The Rat became my sole line of personal ethics defense and you, my tiny group of readers, were my support group.  To be honest and fair, Old age and avarice had a grip on me, too.  For the first time, I began to worry about retirement, security, and a collection of concepts that I have damn little control of in the best of times.  Trapped in a flawed logic loop, the only time I allowed myself to peek out of the closet was in the Rat Rants. 

But I turned out not to be dead yet and I got better.  But not before getting a whole lot worse in early 2001. 

Since then, either the cubicle quit me or I quit it.  I make a living, barely, as a freelance recording engineer and maintenance tech, a part-time music school instructor, and a motorcycle safety instructor for the State of Minnesota.  Like about 40% of the country, I'm "under-employed," uninsured, and bouncing around slightly above the poverty line.  Unlike 90-some-percent of working Americans, I love my work and look forward to every day.  Every moment of every day. 

I set my own schedule.  When I get pissed at "management," I tell them to screw off and don't work for that particular organization again.  I'm putting in more hours than I ever did as an employee, making a small fraction of my old "hourly wage," and haven't taken off more than a day in a row in almost two years.  I feel younger, stronger, faster, leaner, and more adaptable than I have since . . . ever.  I might be broke tomorrow, but today I'm alive.

Here's the point of all this, though.  For several years, I poured my heart into writing the Rat Rants, trying to link and publicize the website, and hoping to put some light on the cesspool that our country and culture appears to be circling. Obviously, from the lack of hits the site has taken in its history, I couldn't hit a barn with a baseball bat.   I've enjoyed the notes I've received from you, my friends, but pretending that this is a regular, occasionally noticed "opinion column" is a fantasy I can't maintain.  Wanting to be a writer and a critic and actually being one are not the same thing. 

I write because if I don't, I implode.  But I don't appear to have a real author's drive to be read.  It's the same for my  music, I do it for myself and if someone else enjoys it I'm amazed and suspect that person's musical taste may be somewhat deranged. 

On my dinky NEC laptop, alone, I've piled up almost 60 unpublished Rats and I hack at them every week to see if I can turn them into something that makes sense.  Usually, I can't.  I find myself less and less able to make sense of our culture.  The ones that make the most sense are, to be honest, more profane than I'd like.  When I write my best stuff, I'm unrestrained from calling a turd a "turd."  The goal and intent of the Rat Rants was to entertain and inform, not to offend. 

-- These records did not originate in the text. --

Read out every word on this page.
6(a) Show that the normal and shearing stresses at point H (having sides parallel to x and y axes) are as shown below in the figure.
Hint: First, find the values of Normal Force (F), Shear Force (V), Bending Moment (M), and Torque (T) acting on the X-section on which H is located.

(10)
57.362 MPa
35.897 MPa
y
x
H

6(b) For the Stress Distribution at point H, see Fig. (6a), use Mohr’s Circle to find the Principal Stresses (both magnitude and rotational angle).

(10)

That, my friends, is not getting the job done.  Business and politics in 2003 are so entwined that there is no inoffensive way to describe their relationship.  If I want to keep writing about them, I have to tell it the way I see it.

Fortunately for me, I don't have to deal with it nearly as much as some of you.  I can hang out with musicians and motorcyclists and pretend that we are still a democracy and that I'm not living in the world's all time "have and have-not" disaster zone.  Like most Americans, I can close my eyes and let my preoccupations wash away the pain. 

Because of all this stuff, I'm going to close the Yahoo Rat's Eye group, let my website name expire this next year, and get on with the other bits of life.  I expect keep my AT&T Rat's Eye page alive and I hope all of you will stay in contact.  Check in, occasionally, if you have some time to waste, and see what I've been holding back.  The Rat isn't gone altogether, I'm just not paying InsaneDomains.com to be here. 

Take care of yourselves and try not to take the world as seriously as it warrants.  If there is a god out there, she has a seriously warped sense of humor.  We might as well laugh along with the joke.  It's mostly on us.